EDITORIAL | Women’s Day, but little has changed

#TheTotalShutdown 'I said "enough", he killed my child to punish me.'
#TheTotalShutdown 'I said "enough", he killed my child to punish me.'
Image: Corine Ross APSSA

It is deeply distressing that we seem to be losing the fight against gender-based violence.

Only last week The Herald ran a front page report on #TheTotalShutdown march in Nelson Mandela Bay where hundreds of women protested against gender-based violence. Since then, the campuses of both Rhodes and Nelson Mandela universities have erupted in further anger after the suicide of an alleged rape victim in Makhanda (Grahamstown) and the alleged rape of a female student on NMU’s Summerstrand campus. The war of the sexes is not only a metaphor, it is indeed a battle ground where the bodies of women continue to be killing fields.

If nothing else, the marches of the past week have exposed a vast chasm between the views of many men and those of women and members of the LGBTQ community. They have also thrown up appalling double standards. As marchers have found, a man may swear without being criticised, but a woman who holds up a placard with the same strong words, is viewed as rude or provocative.
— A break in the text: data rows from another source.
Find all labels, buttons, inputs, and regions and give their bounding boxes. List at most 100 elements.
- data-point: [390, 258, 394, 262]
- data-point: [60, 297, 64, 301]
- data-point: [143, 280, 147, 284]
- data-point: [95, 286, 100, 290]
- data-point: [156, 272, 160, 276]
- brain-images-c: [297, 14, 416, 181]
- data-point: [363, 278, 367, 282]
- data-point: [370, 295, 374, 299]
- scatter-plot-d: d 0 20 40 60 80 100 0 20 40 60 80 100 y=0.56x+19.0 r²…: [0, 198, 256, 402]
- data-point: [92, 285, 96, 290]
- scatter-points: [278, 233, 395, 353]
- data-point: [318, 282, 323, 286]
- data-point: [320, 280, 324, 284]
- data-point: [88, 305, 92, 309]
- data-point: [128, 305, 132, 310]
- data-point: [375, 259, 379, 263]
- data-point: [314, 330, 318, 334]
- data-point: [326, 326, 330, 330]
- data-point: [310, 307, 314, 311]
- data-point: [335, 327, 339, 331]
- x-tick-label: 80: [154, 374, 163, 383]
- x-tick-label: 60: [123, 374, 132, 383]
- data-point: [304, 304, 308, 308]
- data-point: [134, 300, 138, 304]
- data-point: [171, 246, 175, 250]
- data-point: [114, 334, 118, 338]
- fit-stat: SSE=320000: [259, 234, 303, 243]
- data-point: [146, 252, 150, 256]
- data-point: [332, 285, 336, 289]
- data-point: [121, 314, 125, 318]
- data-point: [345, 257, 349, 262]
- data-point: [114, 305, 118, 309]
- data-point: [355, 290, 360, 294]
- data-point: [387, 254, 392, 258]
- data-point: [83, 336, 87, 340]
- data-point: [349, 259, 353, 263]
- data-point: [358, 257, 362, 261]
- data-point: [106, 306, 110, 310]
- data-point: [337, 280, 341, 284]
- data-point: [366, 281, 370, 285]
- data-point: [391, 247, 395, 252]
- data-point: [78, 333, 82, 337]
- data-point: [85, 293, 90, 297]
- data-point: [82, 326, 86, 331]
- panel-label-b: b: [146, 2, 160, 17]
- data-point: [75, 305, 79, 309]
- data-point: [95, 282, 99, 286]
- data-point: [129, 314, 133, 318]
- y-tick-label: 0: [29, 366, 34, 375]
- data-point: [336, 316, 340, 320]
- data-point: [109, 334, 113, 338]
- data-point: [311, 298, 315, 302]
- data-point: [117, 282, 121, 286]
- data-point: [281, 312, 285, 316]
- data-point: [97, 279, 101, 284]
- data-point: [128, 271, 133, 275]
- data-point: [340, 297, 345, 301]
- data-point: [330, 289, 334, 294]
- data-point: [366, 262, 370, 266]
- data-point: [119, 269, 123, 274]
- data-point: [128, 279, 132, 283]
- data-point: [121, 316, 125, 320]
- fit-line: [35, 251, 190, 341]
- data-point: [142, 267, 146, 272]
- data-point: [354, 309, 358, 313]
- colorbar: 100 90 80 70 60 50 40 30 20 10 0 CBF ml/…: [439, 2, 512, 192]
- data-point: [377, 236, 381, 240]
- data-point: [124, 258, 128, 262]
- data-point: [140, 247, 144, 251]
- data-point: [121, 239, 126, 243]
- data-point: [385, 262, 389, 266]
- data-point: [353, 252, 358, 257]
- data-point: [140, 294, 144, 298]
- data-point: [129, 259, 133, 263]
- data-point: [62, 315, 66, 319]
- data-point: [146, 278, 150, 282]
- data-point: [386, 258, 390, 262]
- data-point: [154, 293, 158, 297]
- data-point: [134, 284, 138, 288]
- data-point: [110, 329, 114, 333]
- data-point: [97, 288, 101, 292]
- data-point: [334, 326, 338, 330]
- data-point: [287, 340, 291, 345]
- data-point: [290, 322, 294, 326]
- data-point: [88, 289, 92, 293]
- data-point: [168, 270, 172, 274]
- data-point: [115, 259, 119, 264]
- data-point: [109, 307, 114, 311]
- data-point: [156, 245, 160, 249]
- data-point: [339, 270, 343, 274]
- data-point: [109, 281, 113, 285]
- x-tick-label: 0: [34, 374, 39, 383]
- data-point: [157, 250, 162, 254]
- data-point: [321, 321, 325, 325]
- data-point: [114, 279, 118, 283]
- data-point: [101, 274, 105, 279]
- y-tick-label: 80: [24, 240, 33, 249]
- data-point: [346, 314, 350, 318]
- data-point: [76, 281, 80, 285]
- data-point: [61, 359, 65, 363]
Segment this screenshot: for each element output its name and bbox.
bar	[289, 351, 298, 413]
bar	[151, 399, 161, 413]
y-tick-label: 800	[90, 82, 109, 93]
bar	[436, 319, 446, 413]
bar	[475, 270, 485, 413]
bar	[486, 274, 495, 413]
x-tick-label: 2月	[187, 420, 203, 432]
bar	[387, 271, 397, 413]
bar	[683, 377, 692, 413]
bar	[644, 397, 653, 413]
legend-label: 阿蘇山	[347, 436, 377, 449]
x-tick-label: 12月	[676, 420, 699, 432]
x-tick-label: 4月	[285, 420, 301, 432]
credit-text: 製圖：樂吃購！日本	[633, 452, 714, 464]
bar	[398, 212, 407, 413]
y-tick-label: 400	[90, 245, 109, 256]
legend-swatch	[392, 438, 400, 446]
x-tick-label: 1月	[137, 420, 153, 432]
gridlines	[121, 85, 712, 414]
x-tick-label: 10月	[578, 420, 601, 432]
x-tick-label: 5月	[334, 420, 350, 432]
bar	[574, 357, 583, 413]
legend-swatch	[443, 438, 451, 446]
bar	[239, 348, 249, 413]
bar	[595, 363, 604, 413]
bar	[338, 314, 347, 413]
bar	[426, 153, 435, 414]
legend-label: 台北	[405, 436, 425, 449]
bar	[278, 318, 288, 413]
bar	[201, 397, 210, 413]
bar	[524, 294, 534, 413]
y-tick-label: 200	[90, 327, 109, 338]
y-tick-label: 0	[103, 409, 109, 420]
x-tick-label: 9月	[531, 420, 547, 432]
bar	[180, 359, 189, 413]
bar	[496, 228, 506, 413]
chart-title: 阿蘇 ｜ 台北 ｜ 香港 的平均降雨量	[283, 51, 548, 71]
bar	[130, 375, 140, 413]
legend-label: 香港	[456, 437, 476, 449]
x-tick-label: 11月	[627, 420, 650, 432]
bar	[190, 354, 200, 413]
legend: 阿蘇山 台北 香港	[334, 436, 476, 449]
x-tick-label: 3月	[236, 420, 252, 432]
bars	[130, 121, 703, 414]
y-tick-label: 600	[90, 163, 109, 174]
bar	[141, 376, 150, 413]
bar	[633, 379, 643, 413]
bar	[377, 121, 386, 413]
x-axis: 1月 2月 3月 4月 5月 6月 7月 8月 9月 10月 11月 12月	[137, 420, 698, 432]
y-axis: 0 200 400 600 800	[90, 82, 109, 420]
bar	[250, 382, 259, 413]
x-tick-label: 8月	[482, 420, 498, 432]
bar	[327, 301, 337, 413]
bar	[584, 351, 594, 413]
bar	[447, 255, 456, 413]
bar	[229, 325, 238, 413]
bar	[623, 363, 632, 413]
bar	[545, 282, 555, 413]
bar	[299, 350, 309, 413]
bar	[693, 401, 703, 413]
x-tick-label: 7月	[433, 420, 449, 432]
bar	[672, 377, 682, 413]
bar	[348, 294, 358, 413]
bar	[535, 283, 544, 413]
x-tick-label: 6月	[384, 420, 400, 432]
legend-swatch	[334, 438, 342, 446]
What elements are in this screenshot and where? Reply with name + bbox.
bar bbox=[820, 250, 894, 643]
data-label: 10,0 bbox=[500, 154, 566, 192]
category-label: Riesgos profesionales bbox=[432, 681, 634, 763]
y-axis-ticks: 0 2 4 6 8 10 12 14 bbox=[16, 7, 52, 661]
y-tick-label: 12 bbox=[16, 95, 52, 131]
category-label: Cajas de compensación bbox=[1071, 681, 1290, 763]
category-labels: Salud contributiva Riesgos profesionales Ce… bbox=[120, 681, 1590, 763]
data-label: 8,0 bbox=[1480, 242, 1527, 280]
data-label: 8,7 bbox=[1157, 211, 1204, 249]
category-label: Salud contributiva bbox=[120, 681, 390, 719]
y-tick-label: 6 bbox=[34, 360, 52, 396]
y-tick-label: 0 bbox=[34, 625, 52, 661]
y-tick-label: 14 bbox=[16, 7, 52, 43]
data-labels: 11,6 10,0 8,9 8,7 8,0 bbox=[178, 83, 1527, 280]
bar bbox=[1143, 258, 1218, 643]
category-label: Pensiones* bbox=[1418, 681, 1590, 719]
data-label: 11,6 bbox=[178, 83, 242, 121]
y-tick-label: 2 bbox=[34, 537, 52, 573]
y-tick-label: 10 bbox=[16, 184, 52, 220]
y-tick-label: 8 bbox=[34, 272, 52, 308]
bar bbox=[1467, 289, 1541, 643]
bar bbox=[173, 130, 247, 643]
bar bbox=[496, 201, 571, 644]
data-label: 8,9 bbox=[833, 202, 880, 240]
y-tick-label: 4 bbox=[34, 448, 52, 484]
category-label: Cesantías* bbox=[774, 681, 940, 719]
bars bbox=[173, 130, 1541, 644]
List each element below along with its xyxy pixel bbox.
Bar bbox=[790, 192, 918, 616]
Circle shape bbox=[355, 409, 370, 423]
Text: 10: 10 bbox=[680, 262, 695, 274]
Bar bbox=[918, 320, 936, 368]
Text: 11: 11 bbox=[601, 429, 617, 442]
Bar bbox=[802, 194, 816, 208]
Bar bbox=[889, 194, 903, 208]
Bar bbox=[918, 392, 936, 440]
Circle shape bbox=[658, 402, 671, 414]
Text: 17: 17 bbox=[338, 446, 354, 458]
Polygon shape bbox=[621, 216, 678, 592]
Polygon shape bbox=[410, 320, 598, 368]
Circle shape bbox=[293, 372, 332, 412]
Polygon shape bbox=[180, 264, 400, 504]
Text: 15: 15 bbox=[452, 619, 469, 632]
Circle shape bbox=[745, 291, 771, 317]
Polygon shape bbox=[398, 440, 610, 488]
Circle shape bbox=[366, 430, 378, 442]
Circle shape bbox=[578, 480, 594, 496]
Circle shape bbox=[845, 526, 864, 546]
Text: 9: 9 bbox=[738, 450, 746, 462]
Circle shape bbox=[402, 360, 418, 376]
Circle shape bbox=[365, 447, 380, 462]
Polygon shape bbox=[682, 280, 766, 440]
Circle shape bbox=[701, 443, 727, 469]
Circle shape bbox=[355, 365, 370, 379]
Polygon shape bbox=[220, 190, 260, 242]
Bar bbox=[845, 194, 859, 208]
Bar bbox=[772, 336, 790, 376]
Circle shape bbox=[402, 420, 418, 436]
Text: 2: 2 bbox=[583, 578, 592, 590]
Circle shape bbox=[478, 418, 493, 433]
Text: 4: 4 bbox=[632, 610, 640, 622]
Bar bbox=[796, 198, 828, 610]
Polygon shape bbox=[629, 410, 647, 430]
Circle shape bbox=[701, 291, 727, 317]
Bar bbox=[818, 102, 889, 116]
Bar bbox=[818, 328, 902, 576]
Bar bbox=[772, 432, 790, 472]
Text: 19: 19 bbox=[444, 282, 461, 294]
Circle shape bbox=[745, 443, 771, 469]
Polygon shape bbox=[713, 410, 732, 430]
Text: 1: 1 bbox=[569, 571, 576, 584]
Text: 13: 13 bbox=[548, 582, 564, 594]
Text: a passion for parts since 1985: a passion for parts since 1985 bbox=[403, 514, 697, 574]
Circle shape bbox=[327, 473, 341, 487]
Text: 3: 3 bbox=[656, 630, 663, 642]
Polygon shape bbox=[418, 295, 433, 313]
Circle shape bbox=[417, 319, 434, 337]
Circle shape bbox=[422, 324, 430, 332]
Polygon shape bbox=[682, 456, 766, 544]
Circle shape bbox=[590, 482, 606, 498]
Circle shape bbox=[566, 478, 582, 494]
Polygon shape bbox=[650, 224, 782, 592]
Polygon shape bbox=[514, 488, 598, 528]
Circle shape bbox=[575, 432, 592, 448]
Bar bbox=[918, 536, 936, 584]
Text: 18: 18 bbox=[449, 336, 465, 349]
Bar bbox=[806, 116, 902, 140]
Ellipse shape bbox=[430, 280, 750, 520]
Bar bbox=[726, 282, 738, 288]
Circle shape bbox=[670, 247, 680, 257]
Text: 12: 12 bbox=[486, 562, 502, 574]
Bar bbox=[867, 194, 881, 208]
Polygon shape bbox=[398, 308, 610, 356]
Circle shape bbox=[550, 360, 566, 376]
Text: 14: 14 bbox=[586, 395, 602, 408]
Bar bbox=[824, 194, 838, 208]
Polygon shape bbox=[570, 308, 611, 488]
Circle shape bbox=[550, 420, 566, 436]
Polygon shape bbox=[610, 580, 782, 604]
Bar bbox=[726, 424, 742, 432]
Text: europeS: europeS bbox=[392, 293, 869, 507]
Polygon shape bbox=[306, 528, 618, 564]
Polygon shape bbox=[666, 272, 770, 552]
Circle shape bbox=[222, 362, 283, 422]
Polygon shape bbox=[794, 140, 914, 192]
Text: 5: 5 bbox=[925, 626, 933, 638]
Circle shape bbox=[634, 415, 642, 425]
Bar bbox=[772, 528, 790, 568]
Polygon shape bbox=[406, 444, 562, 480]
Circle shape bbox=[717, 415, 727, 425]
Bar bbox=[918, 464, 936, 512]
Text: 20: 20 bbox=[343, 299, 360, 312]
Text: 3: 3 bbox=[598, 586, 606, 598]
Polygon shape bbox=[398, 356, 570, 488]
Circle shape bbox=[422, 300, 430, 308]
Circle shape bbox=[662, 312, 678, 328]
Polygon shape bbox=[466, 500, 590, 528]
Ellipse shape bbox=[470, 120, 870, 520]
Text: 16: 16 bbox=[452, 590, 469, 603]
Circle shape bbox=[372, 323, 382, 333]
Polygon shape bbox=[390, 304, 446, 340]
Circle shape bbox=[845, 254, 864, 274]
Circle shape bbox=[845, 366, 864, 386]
The impassioned placards show how angry women are and their numbers include bright young students on whose shoulders our leadership hopes for the future are resting.

We should be taking them seriously and it is heartening that both Rhodes and NMU are putting in place gendereducation programmes.

After all, the first Women's March took place on this date 62 years ago in Pretoria, when 20,000 women protested against the apartheid pass laws.

Then, we had apartheid prime minister JG Strijdom leading the country, today we have a democratic state President Cyril Ramaphosa. However, although the political leadership and landscape both have changed irrevocably since August 91956, millions of women are still victims of sexual discrimination and gender-based violence.

Today the focus is away from iniquitous race laws and the spotlight is on gender issues. Babies born to marchers in 1956 are now due for a state pension, yet little may have changed for their mothers, sisters and daughters.

It is now time for citizens – men and women – to hear and act on the message.